Unpaid work done by women in India looking after their homes and children is worth 3.1% of the country’s GDP. According to Indian norms, a man is considered a breadwinner and a woman is responsible for caring work at home leading to an unequal power relationship wherein a man’s work accounts in the GDP of a country whereas a woman’s work is just considered her moral responsibility as she is a woman and is destined to do household chores.
Women’s unpaid work in the domestic sphere needs deeper attention from society as a woman’s employment opportunities are affected by her social, cultural, familial and economic aspects. Especially family responsibilities hinder a woman’s career choices as women in India are socialised in a way where they are taught from childhood to consider family’s happiness first and her happiness comes after that. It is completely a woman’s choice whether she wants to be a housewife or pursue her career. Both choices deserve due respect, the real problem starts when a woman churns her dreams due to societal pressures. Women can be empowered by making formal education accessible to women as due to household responsibilities, many girls tend to drop-out which makes a woman dependent on her husband or father for financial needs. It is very important for a woman to be financially independent for making her own choices.
We should focus on three R’s – Recognising, Reducing and Redistributing i.e. to bring long term change, we need to identify and support transformative gradual changes as we can’t change the attitude of the society in a day but small steps everyday can lead to a major shift in the society’s attitude. Behavioural change needs to start from home wherein both girls and boys should be taught from childhood to share household responsibilities.
The private sector needs to ensure that the conditions at work do not dehumanise women or place an additional stress on their lives. Apart from toilets, provisions of crèches and benefits such as maternity leave should not be seen as special favours. Women enter the paid workforce on unequal terms. A paid job is in addition to the unpaid “work” that they do every day – child care, elderly care, and domestic chores, among them.
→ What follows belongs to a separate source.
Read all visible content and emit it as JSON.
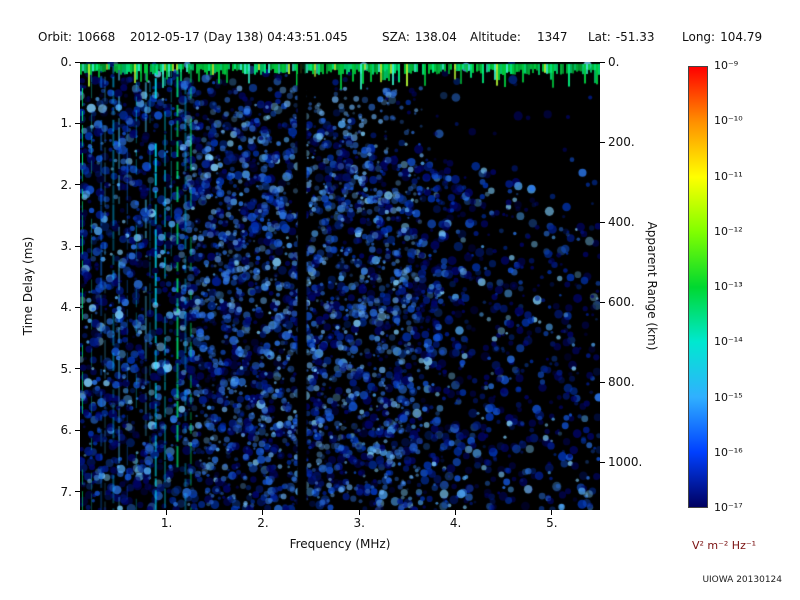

According to ILO estimates based on data from 53 countries, unpaid housework would amount to 9% of Global GDP was a monetary value given to the hours devoted to its provision, based on the hourly minimum wage. The Supreme Court recently said the value of a woman’s housework must be placed at par with that of her office-going. Women should be agents of their own life who have full agency over their lives. A nation cannot progress until women are empowered and for that, we need to have a gender-sensitive lens towards important national and international issues as gender neutrality should not lead to gender blindness.
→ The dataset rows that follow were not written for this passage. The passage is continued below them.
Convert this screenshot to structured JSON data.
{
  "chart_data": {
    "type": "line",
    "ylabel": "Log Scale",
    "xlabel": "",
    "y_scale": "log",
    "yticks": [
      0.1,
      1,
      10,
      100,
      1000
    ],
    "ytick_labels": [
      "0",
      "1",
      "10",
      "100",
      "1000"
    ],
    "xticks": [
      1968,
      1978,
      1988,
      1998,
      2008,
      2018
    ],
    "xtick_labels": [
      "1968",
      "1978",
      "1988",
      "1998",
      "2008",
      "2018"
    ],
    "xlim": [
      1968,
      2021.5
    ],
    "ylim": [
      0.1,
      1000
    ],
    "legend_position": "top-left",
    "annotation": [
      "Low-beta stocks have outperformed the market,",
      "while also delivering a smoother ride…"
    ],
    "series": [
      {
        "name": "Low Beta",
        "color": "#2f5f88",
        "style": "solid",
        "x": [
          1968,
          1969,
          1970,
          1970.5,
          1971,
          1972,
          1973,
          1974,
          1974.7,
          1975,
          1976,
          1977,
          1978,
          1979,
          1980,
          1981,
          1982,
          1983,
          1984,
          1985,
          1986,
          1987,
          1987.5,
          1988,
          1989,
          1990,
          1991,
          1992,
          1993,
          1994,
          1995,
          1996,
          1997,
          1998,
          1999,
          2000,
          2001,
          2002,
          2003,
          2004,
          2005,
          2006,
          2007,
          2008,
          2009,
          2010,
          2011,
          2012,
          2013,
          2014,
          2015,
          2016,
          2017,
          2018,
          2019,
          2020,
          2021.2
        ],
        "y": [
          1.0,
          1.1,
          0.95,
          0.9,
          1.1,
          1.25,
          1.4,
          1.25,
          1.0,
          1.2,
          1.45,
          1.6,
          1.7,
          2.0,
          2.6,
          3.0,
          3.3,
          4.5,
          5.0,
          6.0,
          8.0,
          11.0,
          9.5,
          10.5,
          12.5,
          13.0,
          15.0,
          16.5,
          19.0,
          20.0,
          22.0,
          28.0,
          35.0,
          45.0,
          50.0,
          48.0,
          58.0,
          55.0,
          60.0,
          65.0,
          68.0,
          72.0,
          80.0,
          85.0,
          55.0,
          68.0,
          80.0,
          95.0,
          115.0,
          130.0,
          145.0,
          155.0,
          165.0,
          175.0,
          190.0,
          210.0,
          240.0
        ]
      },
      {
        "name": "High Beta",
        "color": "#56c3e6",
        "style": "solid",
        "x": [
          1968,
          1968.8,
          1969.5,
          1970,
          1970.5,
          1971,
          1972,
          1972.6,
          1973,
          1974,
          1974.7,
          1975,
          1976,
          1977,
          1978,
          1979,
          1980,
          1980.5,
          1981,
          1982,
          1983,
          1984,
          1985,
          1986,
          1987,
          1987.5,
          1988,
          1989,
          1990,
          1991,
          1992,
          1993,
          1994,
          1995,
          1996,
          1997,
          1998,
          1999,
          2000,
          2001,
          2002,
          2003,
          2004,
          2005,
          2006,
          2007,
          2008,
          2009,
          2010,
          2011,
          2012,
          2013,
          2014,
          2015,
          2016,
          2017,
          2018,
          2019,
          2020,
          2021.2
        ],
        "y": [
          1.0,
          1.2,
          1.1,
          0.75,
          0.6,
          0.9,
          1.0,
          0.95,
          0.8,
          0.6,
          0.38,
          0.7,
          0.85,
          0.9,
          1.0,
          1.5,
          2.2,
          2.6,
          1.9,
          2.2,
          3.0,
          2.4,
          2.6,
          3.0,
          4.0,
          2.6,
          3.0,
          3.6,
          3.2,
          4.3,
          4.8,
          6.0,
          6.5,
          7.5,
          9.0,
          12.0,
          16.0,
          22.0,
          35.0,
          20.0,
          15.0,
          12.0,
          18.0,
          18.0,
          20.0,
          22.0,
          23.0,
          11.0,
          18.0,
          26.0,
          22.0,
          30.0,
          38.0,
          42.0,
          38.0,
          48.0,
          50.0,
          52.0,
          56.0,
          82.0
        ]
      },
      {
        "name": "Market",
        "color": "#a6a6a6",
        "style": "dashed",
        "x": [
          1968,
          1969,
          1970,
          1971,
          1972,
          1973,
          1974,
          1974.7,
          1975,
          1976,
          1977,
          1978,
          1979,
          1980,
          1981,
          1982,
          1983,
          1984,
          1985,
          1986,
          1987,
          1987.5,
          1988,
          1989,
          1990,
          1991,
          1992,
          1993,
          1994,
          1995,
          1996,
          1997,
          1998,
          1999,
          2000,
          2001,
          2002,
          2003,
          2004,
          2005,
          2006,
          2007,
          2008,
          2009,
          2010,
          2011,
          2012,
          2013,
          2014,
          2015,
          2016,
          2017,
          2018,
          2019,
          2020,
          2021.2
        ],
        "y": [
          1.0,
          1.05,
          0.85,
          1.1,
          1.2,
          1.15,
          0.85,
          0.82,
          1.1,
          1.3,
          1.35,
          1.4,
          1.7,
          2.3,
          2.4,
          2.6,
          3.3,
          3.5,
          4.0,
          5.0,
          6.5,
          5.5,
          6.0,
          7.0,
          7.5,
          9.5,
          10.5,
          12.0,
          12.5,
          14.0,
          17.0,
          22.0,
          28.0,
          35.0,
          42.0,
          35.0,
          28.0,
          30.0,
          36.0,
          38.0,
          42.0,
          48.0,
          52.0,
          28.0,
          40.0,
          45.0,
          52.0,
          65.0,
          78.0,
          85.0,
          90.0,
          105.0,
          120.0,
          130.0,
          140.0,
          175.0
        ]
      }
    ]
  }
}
After analysis of the labour participation rate in Haryana, we can conclude that Haryanvi women can benefit from localised reservation as it will open more avenues of opportunities for them in the private sector. More women in Public spaces can boost women’s confidence to pursue their dreams. In the long run, Private sector can focus on creating a facilitative environment at workplaces as that will encourage women to feel safe and sound at workplaces. Collaboration with various stakeholders of the society such as Non-Governmental organizations, civil society, international institutions and government can be an effective way for the private sector to move towards gender equality.